Battle Rifle Basics

Posted: November 30th, 2009 by Militant Libertarian

by Michael Gaddy

FN-FAL-L1A1While anyone with an elementary knowledge of firearms recognizes the advantages of a handgun for concealed and close quarters defense use, the time where a battle rifle could be used for self-defense is rapidly approaching. The size and weight of a handgun provides many advantages but these factors also become a liability if one is forced to defend themselves at a distance of more than a few yards. While there exist handguns used for hunting and target shooting, those are not usually carried or used for self-defense and their effective range is still limited, especially when compared to a battle rifle.

Everyone, with the possible exception of those who still believe answers to our financial woes can be found within the democrat or republican paradigm, know that eventually those economic issues will lead to chaos in this country. When that happens, some 40 million plus who have been told by politicians that they are “entitled” to the property of others will use whatever means available to forcibly take that which they want. The logical scenario will see these folks banding together, most likely in roving bands. They will use numbers and force to steal what others who have seen this coming have set aside for themselves and their loved ones. This criminal activity very possibly could happen with the blessing of the government, for those who are stockpiling food, water, guns and ammunition are already being demonized. The Lever Act of 1917 gave government control over food and fuel storage amounts; it can and will happen again.

Using the events that occurred after Hurricane Katrina as a template, one can see that those who were armed were able to secure themselves and their property on several occasions by simply displaying a firearm when confronted by these roving bands of criminals. Of course after this happened the government moved to forcibly disarm law-abiding citizens. Simply stated, the criminals in government moved to protect their brotherhood among the street gangs and criminal element by disarming law-abiding citizens. This explains in vivid detail why the government continually seeks to disarm the public: it is easier to steal from and enslave those who are unarmed. Considering the police in New Orleans became thieves themselves continues to blur the distinction between government employees and thieves.

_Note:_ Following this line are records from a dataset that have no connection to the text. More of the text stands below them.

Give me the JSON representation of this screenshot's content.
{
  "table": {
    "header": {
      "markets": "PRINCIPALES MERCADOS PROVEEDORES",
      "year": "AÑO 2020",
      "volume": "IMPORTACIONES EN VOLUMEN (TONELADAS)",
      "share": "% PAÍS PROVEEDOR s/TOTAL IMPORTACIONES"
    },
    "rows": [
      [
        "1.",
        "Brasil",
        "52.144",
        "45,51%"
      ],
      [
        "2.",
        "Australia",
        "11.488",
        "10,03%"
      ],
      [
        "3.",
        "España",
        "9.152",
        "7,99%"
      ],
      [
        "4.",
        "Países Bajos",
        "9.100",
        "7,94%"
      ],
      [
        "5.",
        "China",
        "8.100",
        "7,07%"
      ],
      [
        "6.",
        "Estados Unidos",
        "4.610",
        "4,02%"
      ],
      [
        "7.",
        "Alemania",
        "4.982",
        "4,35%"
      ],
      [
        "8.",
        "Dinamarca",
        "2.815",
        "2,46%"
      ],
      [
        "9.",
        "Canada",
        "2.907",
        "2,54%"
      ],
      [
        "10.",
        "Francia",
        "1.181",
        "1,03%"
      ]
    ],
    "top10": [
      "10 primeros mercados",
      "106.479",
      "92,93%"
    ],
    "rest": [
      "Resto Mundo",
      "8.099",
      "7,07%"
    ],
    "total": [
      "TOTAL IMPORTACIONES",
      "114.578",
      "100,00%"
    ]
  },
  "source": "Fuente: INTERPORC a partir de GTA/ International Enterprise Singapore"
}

Several factors should go into the selection of a battle rifle; there are many platforms and calibers available and strong consideration should be given to the environment in which one believes they will operate when events lead to chaos in this country. What is the maximum range one can actually see and determine if a possible target is a threat? Is one’s environment urban or rural? Is there a chance the environment could be fluid due to attempts to move about in both environs? What is the experience level with rifles and engaging targets at distance?

Bolt-action rifles are more inherently accurate at long-range than semi-autos, especially in the larger calibers. Semi-auto rifles offer greater firepower and magazine capacity as a rule. Lever action rifles are accurate and shoot well at short to medium range, (200 yards max) mainly due to caliber selection. If one were to determine the maximum range at which they believe they would encounter someone bent on mayhem at 300 yards or less, lever guns and smaller calibers could suffice. Consideration should also be given into the amount of time a person is willing or able to devote to practice. To master a battle rifle at distances over 400 yards requires a great deal of time, effort, and projectiles down range. I have been shooting long-range battle rifles for over 50 years and certainly do not consider myself a master.

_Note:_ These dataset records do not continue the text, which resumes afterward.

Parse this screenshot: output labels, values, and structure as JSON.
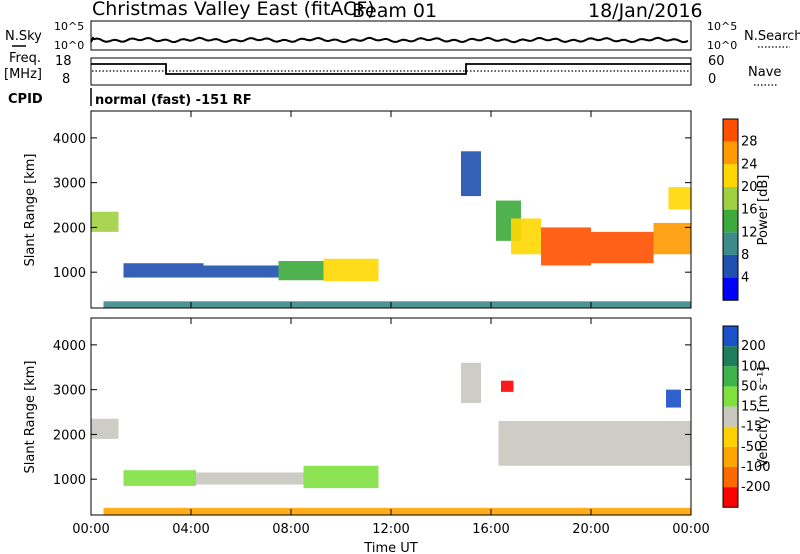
{
  "header": {
    "station": "Christmas Valley East (fitACF)",
    "beam": "Beam 01",
    "date": "18/Jan/2016"
  },
  "top_panels": {
    "nsky_label": "N.Sky",
    "nsearch_label": "N.Search",
    "noise_ticks": [
      "10^5",
      "10^0"
    ],
    "freq_label": "Freq.",
    "freq_unit": "[MHz]",
    "freq_ticks": [
      "18",
      "8"
    ],
    "nave_label": "Nave",
    "nave_ticks": [
      "60",
      "0"
    ],
    "cpid_label": "CPID",
    "cpid_text": "normal (fast) -151 RF"
  },
  "colors": {
    "grey": "#c8c8c0",
    "power_scale": [
      "#0000ff",
      "#2050b0",
      "#3c8a8a",
      "#3caa3c",
      "#a0d040",
      "#ffd700",
      "#ff9a00",
      "#ff5000",
      "#ff0000"
    ],
    "velocity_scale": [
      "#ff0000",
      "#ff6a00",
      "#ffa500",
      "#ffd000",
      "#c8c8c0",
      "#80e040",
      "#3cb44b",
      "#1e7d5a",
      "#1a50c8",
      "#0000d0"
    ]
  },
  "chart_data": [
    {
      "type": "heatmap",
      "name": "power-panel",
      "xlabel": "",
      "ylabel": "Slant Range [km]",
      "xlim": [
        0,
        24
      ],
      "ylim": [
        200,
        4600
      ],
      "xticks": [
        "00:00",
        "04:00",
        "08:00",
        "12:00",
        "16:00",
        "20:00",
        "00:00"
      ],
      "yticks": [
        1000,
        2000,
        3000,
        4000
      ],
      "colorbar": {
        "label": "Power [dB]",
        "ticks": [
          4,
          8,
          12,
          16,
          20,
          24,
          28
        ]
      },
      "regions": [
        {
          "t0": 0.0,
          "t1": 1.1,
          "r0": 1900,
          "r1": 2350,
          "level": 4
        },
        {
          "t0": 1.3,
          "t1": 4.5,
          "r0": 880,
          "r1": 1200,
          "level": 1
        },
        {
          "t0": 4.5,
          "t1": 7.5,
          "r0": 880,
          "r1": 1150,
          "level": 1
        },
        {
          "t0": 7.5,
          "t1": 9.3,
          "r0": 820,
          "r1": 1250,
          "level": 3
        },
        {
          "t0": 9.3,
          "t1": 11.5,
          "r0": 800,
          "r1": 1300,
          "level": 5
        },
        {
          "t0": 14.8,
          "t1": 15.6,
          "r0": 2700,
          "r1": 3700,
          "level": 1
        },
        {
          "t0": 16.2,
          "t1": 17.2,
          "r0": 1700,
          "r1": 2600,
          "level": 3
        },
        {
          "t0": 16.8,
          "t1": 18.0,
          "r0": 1400,
          "r1": 2200,
          "level": 5
        },
        {
          "t0": 18.0,
          "t1": 20.0,
          "r0": 1150,
          "r1": 2000,
          "level": 7
        },
        {
          "t0": 20.0,
          "t1": 22.5,
          "r0": 1200,
          "r1": 1900,
          "level": 7
        },
        {
          "t0": 22.5,
          "t1": 24.0,
          "r0": 1400,
          "r1": 2100,
          "level": 6
        },
        {
          "t0": 23.1,
          "t1": 24.0,
          "r0": 2400,
          "r1": 2900,
          "level": 5
        },
        {
          "t0": 0.5,
          "t1": 24.0,
          "r0": 200,
          "r1": 350,
          "level": 2
        }
      ]
    },
    {
      "type": "heatmap",
      "name": "velocity-panel",
      "xlabel": "Time UT",
      "ylabel": "Slant Range [km]",
      "xlim": [
        0,
        24
      ],
      "ylim": [
        200,
        4600
      ],
      "xticks": [
        "00:00",
        "04:00",
        "08:00",
        "12:00",
        "16:00",
        "20:00",
        "00:00"
      ],
      "yticks": [
        1000,
        2000,
        3000,
        4000
      ],
      "colorbar": {
        "label": "Velocity [m s⁻¹]",
        "ticks": [
          -200,
          -100,
          -50,
          -15,
          15,
          50,
          100,
          200
        ]
      },
      "regions": [
        {
          "t0": 0.0,
          "t1": 1.1,
          "r0": 1900,
          "r1": 2350,
          "color": "grey"
        },
        {
          "t0": 1.3,
          "t1": 4.2,
          "r0": 850,
          "r1": 1200,
          "color": "green"
        },
        {
          "t0": 4.2,
          "t1": 8.5,
          "r0": 880,
          "r1": 1150,
          "color": "grey"
        },
        {
          "t0": 8.5,
          "t1": 11.5,
          "r0": 800,
          "r1": 1300,
          "color": "green"
        },
        {
          "t0": 14.8,
          "t1": 15.6,
          "r0": 2700,
          "r1": 3600,
          "color": "grey"
        },
        {
          "t0": 16.3,
          "t1": 24.0,
          "r0": 1300,
          "r1": 2300,
          "color": "grey"
        },
        {
          "t0": 16.4,
          "t1": 16.9,
          "r0": 2950,
          "r1": 3200,
          "color": "red"
        },
        {
          "t0": 23.0,
          "t1": 23.6,
          "r0": 2600,
          "r1": 3000,
          "color": "blue"
        },
        {
          "t0": 0.5,
          "t1": 24.0,
          "r0": 200,
          "r1": 360,
          "color": "orange"
        }
      ]
    }
  ]
}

For the great majority of people interested in a battle rifle I suggest the AR-15 platform for several reasons. The platform is extremely accurate for a semi-auto. Five shot groups at 100 yards measuring less than an inch are certainly not uncommon with this rifle with some quality time at the range. Extreme accuracy can be expected if one is willing to spring for an upper designed for that type shooting. If this tweaks your interest, check out White Oak Precisionhere. When one thinks of an AR-15, usually the immediate thought as to caliber is the 5.56 NATO round or the .223. What I consider to be the greatest advantage is the number of calibers available in this platform with the purchase of an “upper” in different calibers which can easily and simply be attached to your existing AR-15 lower. While I consider the .223 round to be marginal for a self-defense round, the firepower, accuracy and availability of ammo makes it a must-have. There are a wide variety of uppers in different calibers, many of which can be found here. This gives the shooter the capability of several calibers with the purchase of only the basic AR-15 lower assembly. My personal choice for the off-the-shelf AR platform is Rock River Arms. I have a Rock River lower with uppers in .223 and .458 SOCOM. As previously stated the .223 for accuracy and ammo availability and the .458 for sheer knockdown power out to 200 yards. Due to the availability and price of the ammo to feed the .458, I reload my own. I like this combination for I can use the same magazines for .458 that I use for the .223. For those who choose to have some longer range capabilities for their AR platform I recommend the 6.8X43 or6.5 Grendel calibers, which provide longer-range capabilities. With the new available ammunition and for those who reload, the Grendel gets the nod in my estimation.

While the original platform for the AR was the AR-10 in .308, uppers and lowers for this weapon are not interchangeable with the AR-15 platform. The AR-10 is a fine choice for those who like the AR but desire the versatility of the 7.62X51/.308 round. Also available is the FN/FAL configuration. This too is a fantastic rifle with great dependability and accuracy.

My personal choice in a battle rifle in .308 caliber is the M1A made by Springfield.